También fue grato comprobar cómo los gritos cesaban cuando Custos se acercaba a “Hombre”, le mostraba una sonrisa y fijaba su mirada en los grandes ojos del niño de barro. También se dio cuenta de que los gritos mermaban si Custos le hablaba a la criatura muy suavecito, con palabras parecidas a un murmullo. Y supo que era suficiente un poco de leche de una de sus cabras para apaciguar los llamados estridentes.

Aunque el llanto y del malestar de la criatura no desaparecieron por completo, Custos sintió que había tenido un leve avance. Pero las dudas seguían mortificándolo. Así que, volvió a encaminarse hacia el monte Capitolino en busca de Saturno.

El viejo dios lo atendió con ojos escrutadores.

—¿Cómo va mi solicitud?

—Mejor, pero sigo temeroso de saber si estoy haciendo lo correcto.

—¿Seguiste mi consejo?

— Eso intenté —respondió Custos con algo de temor.

—¿Qué hiciste?

—Tuve que afinar mis manos, volverlas más sutiles, más tersas, para que pudieran al menos acariciar a “Hombre” sin que él se resintiera y lanzara alguno de sus agudos gritos.

Saturno seguía con atención el testimonio de Custos. Guardaba silencio, pero se mantenía con un gesto de sumo interés.

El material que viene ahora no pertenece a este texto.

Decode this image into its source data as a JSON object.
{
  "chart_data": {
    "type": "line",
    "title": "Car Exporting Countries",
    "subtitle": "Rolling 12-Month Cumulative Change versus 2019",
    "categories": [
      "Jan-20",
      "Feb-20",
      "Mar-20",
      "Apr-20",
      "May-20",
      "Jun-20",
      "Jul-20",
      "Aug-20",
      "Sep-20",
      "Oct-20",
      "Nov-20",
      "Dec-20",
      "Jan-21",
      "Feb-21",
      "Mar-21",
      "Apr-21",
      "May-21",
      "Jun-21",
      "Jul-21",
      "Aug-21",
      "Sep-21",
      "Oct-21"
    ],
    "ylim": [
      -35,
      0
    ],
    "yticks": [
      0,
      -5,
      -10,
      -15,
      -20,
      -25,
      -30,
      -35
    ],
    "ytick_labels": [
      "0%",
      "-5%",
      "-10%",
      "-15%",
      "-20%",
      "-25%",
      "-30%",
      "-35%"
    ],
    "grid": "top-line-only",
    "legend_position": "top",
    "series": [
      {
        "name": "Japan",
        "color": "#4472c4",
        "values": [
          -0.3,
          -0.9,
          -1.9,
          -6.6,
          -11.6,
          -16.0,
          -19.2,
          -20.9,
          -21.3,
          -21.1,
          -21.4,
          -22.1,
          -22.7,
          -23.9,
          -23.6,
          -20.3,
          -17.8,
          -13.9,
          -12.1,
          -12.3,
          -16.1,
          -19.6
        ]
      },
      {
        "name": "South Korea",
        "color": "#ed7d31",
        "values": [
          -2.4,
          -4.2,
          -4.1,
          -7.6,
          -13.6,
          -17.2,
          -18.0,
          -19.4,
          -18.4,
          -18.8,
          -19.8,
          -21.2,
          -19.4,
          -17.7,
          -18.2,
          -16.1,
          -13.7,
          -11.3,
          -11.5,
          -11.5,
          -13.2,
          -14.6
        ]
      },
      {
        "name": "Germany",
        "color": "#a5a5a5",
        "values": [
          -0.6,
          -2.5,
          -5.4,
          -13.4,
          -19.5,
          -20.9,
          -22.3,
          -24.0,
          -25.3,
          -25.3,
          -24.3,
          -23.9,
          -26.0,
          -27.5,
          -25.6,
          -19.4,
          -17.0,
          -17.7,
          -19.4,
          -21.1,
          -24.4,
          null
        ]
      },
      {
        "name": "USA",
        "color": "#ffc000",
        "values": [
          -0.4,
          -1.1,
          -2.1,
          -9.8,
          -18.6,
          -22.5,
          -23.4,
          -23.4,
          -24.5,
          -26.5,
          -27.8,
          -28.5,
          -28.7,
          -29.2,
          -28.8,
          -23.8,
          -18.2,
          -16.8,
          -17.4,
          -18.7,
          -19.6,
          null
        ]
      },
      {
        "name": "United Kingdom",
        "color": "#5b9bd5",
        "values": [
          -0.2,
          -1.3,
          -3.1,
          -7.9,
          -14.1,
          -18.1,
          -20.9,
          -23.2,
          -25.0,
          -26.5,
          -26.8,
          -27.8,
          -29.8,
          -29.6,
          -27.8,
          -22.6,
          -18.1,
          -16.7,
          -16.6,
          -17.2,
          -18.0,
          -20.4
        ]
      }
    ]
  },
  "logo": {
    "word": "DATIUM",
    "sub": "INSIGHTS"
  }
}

—Y además aprendí —continuó Custos— a suavizar mi voz. Ahora no hablo con tanta fuerza, sino que para apaciguar los gritos de “Hombre” volví mi torrente de voz en un murmullo, casi en un rumor tan fino y tan imperceptible como una brisa del atardecer.

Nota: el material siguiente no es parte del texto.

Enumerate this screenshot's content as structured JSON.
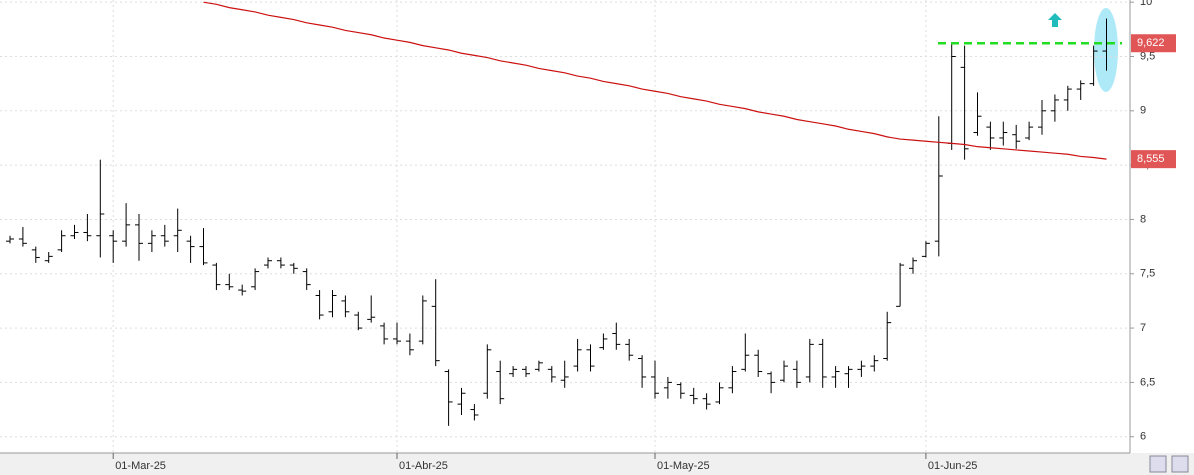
{
  "chart_data": {
    "type": "ohlc",
    "color": "#000000",
    "categories": [
      null,
      null,
      null,
      null,
      null,
      null,
      null,
      null,
      "01-Mar-25",
      null,
      null,
      null,
      null,
      null,
      null,
      null,
      null,
      null,
      null,
      null,
      null,
      null,
      null,
      null,
      null,
      null,
      null,
      null,
      null,
      null,
      "01-Abr-25",
      null,
      null,
      null,
      null,
      null,
      null,
      null,
      null,
      null,
      null,
      null,
      null,
      null,
      null,
      null,
      null,
      null,
      null,
      null,
      "01-May-25",
      null,
      null,
      null,
      null,
      null,
      null,
      null,
      null,
      null,
      null,
      null,
      null,
      null,
      null,
      null,
      null,
      null,
      null,
      null,
      null,
      "01-Jun-25",
      null,
      null,
      null,
      null,
      null,
      null,
      null,
      null,
      null,
      null,
      null,
      null,
      null,
      null
    ],
    "open": [
      7.8,
      7.82,
      7.72,
      7.62,
      7.72,
      7.85,
      7.88,
      7.85,
      7.85,
      7.8,
      7.95,
      7.78,
      7.85,
      7.85,
      7.8,
      7.75,
      7.58,
      7.4,
      7.35,
      7.38,
      7.58,
      7.62,
      7.58,
      7.52,
      7.3,
      7.15,
      7.25,
      7.12,
      7.08,
      7.02,
      6.9,
      6.88,
      6.88,
      7.2,
      6.6,
      6.3,
      6.25,
      6.4,
      6.6,
      6.58,
      6.62,
      6.62,
      6.62,
      6.52,
      6.65,
      6.8,
      6.82,
      6.95,
      6.85,
      6.72,
      6.55,
      6.45,
      6.48,
      6.38,
      6.35,
      6.32,
      6.45,
      6.62,
      6.75,
      6.58,
      6.52,
      6.62,
      6.55,
      6.85,
      6.55,
      6.58,
      6.62,
      6.65,
      6.72,
      7.2,
      7.55,
      7.66,
      7.8,
      8.7,
      9.4,
      8.8,
      8.85,
      8.75,
      8.78,
      8.75,
      8.85,
      9.0,
      9.1,
      9.2,
      9.25,
      9.55
    ],
    "high": [
      7.85,
      7.93,
      7.75,
      7.7,
      7.9,
      7.95,
      8.05,
      8.55,
      7.9,
      8.15,
      8.05,
      7.9,
      7.95,
      8.1,
      7.85,
      7.92,
      7.6,
      7.5,
      7.4,
      7.55,
      7.65,
      7.65,
      7.6,
      7.55,
      7.35,
      7.35,
      7.3,
      7.15,
      7.3,
      7.05,
      7.05,
      6.95,
      7.3,
      7.45,
      6.62,
      6.45,
      6.3,
      6.85,
      6.7,
      6.65,
      6.65,
      6.7,
      6.65,
      6.7,
      6.9,
      6.85,
      6.95,
      7.05,
      6.9,
      6.75,
      6.7,
      6.55,
      6.5,
      6.45,
      6.4,
      6.5,
      6.65,
      6.95,
      6.8,
      6.6,
      6.7,
      6.7,
      6.9,
      6.9,
      6.65,
      6.65,
      6.7,
      6.75,
      7.15,
      7.6,
      7.65,
      7.8,
      8.95,
      9.63,
      9.6,
      9.17,
      8.9,
      8.9,
      8.87,
      8.9,
      9.1,
      9.15,
      9.23,
      9.28,
      9.6,
      9.85
    ],
    "low": [
      7.78,
      7.75,
      7.6,
      7.6,
      7.7,
      7.82,
      7.8,
      7.65,
      7.6,
      7.75,
      7.62,
      7.7,
      7.75,
      7.7,
      7.6,
      7.58,
      7.35,
      7.35,
      7.3,
      7.35,
      7.55,
      7.55,
      7.5,
      7.35,
      7.08,
      7.1,
      7.1,
      6.98,
      7.05,
      6.85,
      6.85,
      6.75,
      6.85,
      6.65,
      6.1,
      6.2,
      6.15,
      6.35,
      6.3,
      6.55,
      6.55,
      6.6,
      6.5,
      6.45,
      6.6,
      6.6,
      6.8,
      6.8,
      6.7,
      6.45,
      6.35,
      6.35,
      6.35,
      6.3,
      6.25,
      6.3,
      6.4,
      6.6,
      6.55,
      6.4,
      6.5,
      6.45,
      6.5,
      6.45,
      6.45,
      6.45,
      6.55,
      6.6,
      6.7,
      7.2,
      7.5,
      7.65,
      7.66,
      8.64,
      8.55,
      8.77,
      8.64,
      8.68,
      8.65,
      8.73,
      8.78,
      8.9,
      9.0,
      9.1,
      9.23,
      9.37
    ],
    "close": [
      7.82,
      7.78,
      7.65,
      7.66,
      7.85,
      7.88,
      7.85,
      8.05,
      7.8,
      7.95,
      7.78,
      7.85,
      7.8,
      7.9,
      7.75,
      7.6,
      7.4,
      7.38,
      7.34,
      7.52,
      7.62,
      7.58,
      7.55,
      7.4,
      7.12,
      7.3,
      7.15,
      7.0,
      7.1,
      6.9,
      6.88,
      6.8,
      7.25,
      6.7,
      6.32,
      6.4,
      6.2,
      6.8,
      6.35,
      6.62,
      6.58,
      6.68,
      6.55,
      6.55,
      6.8,
      6.65,
      6.9,
      6.85,
      6.75,
      6.55,
      6.4,
      6.5,
      6.4,
      6.35,
      6.3,
      6.45,
      6.6,
      6.75,
      6.6,
      6.5,
      6.65,
      6.5,
      6.85,
      6.55,
      6.6,
      6.62,
      6.65,
      6.7,
      7.05,
      7.58,
      7.62,
      7.78,
      8.4,
      9.5,
      8.65,
      8.95,
      8.75,
      8.8,
      8.72,
      8.85,
      9.0,
      9.1,
      9.2,
      9.25,
      9.55,
      9.622
    ],
    "ma": {
      "color": "#cc1111",
      "values": [
        null,
        null,
        null,
        null,
        null,
        null,
        null,
        null,
        null,
        null,
        null,
        null,
        null,
        null,
        null,
        10.0,
        9.98,
        9.95,
        9.93,
        9.91,
        9.88,
        9.86,
        9.84,
        9.81,
        9.79,
        9.77,
        9.74,
        9.72,
        9.7,
        9.67,
        9.65,
        9.63,
        9.6,
        9.58,
        9.56,
        9.53,
        9.51,
        9.49,
        9.46,
        9.44,
        9.42,
        9.39,
        9.37,
        9.35,
        9.32,
        9.3,
        9.27,
        9.25,
        9.23,
        9.2,
        9.18,
        9.16,
        9.13,
        9.11,
        9.09,
        9.06,
        9.04,
        9.02,
        8.99,
        8.97,
        8.95,
        8.92,
        8.9,
        8.88,
        8.86,
        8.83,
        8.81,
        8.79,
        8.76,
        8.74,
        8.73,
        8.72,
        8.71,
        8.7,
        8.69,
        8.67,
        8.66,
        8.65,
        8.64,
        8.63,
        8.62,
        8.61,
        8.6,
        8.58,
        8.57,
        8.555
      ]
    },
    "last_labels": {
      "close": "9,622",
      "ma": "8,555",
      "color": "#e05555"
    },
    "level_line": {
      "color": "#22dd22"
    },
    "ylim": [
      5.85,
      10.02
    ],
    "yticks": [
      6,
      {
        "value": 6.5,
        "label": "6,5"
      },
      7,
      {
        "value": 7.5,
        "label": "7,5"
      },
      8,
      {
        "value": 8.5,
        "label": "8,5"
      },
      9,
      {
        "value": 9.5,
        "label": "9,5"
      },
      10
    ],
    "grid": true
  }
}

—¿No te parece que en eso consiste, precisamente, tu tarea? —dijo Saturno—, echándose hacia atrás de su trono, no sin antes tomar con su mano izquierda la hoz segadora.

—Pero no sé descifrar los sonidos balbucientes de su voz, ni entender sus gestos…

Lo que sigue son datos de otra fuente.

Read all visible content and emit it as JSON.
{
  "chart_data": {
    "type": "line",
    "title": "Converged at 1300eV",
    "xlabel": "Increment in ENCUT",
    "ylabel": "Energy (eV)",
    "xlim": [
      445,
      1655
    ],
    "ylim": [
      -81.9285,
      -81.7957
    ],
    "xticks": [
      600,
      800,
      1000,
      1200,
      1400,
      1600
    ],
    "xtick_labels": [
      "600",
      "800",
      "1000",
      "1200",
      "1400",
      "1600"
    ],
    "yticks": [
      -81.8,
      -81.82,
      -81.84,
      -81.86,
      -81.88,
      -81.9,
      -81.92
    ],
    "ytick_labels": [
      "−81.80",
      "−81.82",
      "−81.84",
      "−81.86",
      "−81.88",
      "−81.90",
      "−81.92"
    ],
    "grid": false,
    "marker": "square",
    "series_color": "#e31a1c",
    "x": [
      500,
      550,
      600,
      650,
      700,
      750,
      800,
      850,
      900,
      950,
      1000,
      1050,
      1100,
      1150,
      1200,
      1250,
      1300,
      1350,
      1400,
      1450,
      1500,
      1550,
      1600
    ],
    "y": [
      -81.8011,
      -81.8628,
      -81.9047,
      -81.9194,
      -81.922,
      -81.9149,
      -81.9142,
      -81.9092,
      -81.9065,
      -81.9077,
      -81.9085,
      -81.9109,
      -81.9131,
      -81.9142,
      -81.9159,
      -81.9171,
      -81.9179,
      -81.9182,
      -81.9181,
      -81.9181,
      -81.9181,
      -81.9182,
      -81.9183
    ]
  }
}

Custos hizo una pausa. Levantó su mirada hacia Saturno y puso en sus palabras un tono de súplica:

—¿Y así será siempre?

—Mientras palpite la sangre en su cuerpo —respondió Saturno con un tono de sutil mandato.

La luz iridiscente de los ojos de Saturno se encontró con la mirada de Custos. Tal encuentro ocular fue como una revelación para el moldeador de la criatura de llanto inconsolable. Observó con más detalle al dios barbado y lo vio, a pesar de los años, aún majestuoso, sosteniendo en una mano el reloj de arena y, en la otra, la hoz brillante. Después se incorporó del pequeño asiento en donde había estado y, agradeciéndole a Saturno su tiempo y su disposición para escucharlo, abandonó el monte Capitolino con una idea en la cabeza y un propósito en su corazón.

—Se requiere más fuerza para atender al débil que al poderoso —dijo para sí.

Apresuró el paso porque sintió como un llamado dentro de su pecho o le pareció oír el grito desamparado de aquella criatura en la distancia.